To go with something that will give you a lot of versatility, you'll want to go with a condenser mics for the overheads and XLR cables. Mixer wise, you can go with something like the Alesis Multimix 8 USB 2.0 FX 8-Channel Mixer with FX and 24-bit recording ($300), running it to your computer and using the music editing software of your choice ... or ... purchase a DIGI 003 Workstation ($2,000) which comes with Pro Tools LE, and run that to your computer.

Mic-pres in either of these units will work, however you do get what you pay for; the DIGI 003 has far better mic-pres.

Plug your metronome into the mixer using whatever cables you want, depending on the output of your metronome. Both of the mixers I mentioned can receive 1/4" or RCA inputs for the mixer. You can also generate the metronome for your DAW software.

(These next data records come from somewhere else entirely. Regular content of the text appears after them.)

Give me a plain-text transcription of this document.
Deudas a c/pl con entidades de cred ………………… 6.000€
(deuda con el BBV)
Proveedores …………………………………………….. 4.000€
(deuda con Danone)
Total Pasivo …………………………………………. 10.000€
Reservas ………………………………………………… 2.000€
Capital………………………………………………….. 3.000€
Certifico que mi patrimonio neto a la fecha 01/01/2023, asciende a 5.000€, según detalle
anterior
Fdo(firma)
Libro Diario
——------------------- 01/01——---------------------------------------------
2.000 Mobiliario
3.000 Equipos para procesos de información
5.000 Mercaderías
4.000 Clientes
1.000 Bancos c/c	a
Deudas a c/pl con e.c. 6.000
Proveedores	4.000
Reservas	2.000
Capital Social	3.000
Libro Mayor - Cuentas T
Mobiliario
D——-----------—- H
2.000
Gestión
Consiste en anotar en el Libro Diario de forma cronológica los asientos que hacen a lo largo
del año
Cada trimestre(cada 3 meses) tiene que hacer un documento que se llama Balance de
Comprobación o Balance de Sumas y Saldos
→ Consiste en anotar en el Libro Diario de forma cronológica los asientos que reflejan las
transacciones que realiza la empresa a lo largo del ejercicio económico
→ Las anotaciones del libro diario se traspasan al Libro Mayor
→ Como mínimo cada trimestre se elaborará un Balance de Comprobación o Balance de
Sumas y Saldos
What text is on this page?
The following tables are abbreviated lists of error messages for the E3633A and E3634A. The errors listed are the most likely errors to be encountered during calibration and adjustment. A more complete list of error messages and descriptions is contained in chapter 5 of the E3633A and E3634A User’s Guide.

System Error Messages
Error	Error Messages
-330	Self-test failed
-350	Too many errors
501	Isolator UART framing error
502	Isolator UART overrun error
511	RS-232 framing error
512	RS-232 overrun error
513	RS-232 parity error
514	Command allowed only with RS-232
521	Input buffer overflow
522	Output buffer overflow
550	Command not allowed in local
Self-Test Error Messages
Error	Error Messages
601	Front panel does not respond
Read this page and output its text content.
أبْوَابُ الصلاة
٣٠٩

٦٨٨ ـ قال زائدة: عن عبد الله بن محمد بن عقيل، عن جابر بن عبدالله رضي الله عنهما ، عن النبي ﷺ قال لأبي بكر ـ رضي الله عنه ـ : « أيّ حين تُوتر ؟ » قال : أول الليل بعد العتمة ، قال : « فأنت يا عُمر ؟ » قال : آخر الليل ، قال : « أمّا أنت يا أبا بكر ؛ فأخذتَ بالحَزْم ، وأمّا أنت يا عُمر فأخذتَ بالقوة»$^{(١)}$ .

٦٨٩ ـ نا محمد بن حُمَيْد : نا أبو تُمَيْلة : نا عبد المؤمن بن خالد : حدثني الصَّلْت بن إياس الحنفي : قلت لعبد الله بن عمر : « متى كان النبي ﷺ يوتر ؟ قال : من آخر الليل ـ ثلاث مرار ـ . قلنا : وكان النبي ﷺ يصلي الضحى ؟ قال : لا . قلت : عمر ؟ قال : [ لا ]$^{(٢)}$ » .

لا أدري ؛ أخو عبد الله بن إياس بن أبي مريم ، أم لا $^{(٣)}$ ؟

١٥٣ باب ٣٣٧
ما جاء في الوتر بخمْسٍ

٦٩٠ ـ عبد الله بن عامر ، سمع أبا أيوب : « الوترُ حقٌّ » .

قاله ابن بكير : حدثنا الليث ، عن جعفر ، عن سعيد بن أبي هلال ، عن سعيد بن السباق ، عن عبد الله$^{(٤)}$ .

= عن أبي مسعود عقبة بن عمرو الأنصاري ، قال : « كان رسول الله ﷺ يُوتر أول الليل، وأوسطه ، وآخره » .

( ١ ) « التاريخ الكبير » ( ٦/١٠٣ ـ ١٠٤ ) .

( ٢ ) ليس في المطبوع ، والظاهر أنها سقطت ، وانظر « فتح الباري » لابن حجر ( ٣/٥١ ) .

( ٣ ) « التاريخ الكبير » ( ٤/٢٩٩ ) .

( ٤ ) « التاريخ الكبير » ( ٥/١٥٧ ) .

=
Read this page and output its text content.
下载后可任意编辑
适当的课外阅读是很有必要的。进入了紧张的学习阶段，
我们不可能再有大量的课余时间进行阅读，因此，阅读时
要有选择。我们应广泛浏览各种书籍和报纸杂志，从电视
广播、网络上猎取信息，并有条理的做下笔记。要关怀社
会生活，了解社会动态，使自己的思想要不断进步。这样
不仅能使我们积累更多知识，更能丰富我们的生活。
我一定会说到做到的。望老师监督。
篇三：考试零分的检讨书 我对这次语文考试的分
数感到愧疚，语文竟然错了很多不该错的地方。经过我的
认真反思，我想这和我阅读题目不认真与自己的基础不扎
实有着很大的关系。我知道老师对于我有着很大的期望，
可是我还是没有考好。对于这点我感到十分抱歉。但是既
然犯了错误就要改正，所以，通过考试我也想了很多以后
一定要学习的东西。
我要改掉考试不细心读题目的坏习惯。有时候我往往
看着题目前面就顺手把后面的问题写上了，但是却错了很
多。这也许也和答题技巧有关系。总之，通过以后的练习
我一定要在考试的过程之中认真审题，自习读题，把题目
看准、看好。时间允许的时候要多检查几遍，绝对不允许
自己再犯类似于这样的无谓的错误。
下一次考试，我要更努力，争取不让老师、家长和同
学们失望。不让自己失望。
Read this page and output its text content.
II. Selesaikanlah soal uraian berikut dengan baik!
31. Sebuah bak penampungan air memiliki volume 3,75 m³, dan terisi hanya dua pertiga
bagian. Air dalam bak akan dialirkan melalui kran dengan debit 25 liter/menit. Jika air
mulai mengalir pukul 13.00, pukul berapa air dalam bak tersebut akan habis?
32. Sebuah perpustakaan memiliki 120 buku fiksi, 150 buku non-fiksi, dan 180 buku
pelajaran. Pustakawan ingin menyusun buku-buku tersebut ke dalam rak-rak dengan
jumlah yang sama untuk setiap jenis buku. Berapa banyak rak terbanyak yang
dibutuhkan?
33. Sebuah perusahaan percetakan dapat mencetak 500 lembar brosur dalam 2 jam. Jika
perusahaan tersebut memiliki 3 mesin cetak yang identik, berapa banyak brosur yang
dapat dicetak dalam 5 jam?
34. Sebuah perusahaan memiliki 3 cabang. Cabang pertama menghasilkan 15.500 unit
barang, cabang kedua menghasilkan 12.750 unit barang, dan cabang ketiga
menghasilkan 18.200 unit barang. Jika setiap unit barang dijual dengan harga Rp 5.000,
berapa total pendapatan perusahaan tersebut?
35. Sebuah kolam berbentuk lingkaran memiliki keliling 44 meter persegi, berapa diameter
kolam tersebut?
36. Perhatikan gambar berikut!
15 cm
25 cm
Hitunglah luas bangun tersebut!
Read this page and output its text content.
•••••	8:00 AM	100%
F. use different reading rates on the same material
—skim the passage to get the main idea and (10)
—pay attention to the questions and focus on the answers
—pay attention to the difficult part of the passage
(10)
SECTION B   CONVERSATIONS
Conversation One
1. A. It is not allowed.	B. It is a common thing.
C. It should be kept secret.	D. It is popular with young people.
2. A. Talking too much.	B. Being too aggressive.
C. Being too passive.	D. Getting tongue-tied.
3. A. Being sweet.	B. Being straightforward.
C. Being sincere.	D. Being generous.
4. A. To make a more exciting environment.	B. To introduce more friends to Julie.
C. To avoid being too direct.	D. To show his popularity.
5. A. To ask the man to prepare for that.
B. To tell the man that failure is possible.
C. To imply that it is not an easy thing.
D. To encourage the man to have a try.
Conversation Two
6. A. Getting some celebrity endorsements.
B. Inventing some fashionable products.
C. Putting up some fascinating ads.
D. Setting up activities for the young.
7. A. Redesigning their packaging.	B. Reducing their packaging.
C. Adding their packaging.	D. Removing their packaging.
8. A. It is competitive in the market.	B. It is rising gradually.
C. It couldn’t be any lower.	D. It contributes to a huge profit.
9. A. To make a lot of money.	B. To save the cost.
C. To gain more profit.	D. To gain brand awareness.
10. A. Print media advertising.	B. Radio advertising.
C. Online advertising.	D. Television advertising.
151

Typically, if you are going to be doing any EQ cutting or boosting, you want to do that in post-production if possible. You want a good, clean, raw audio track for each instrument, messing with the EQ only when necessary based on what you need when adding all the voices together. If you EQ your inputs and track that, then you are stuck with that ... and still may need to EQ even more which reduces the overall quality of the final product. With proper tuning of the drums, good mic placement, quality mic-pres, and an appropriate tracking room, you shouldn't need to do a lot of EQing ... in most cases. Try to get great raw audio recorded.

Read some reviews on the gear you are considering. Be watchful of issues with latency which will be a problem if you are tracking while monitoring yourself through the computer. If you only use the computer to record, you can always monitor your drums and metronome from the mixer.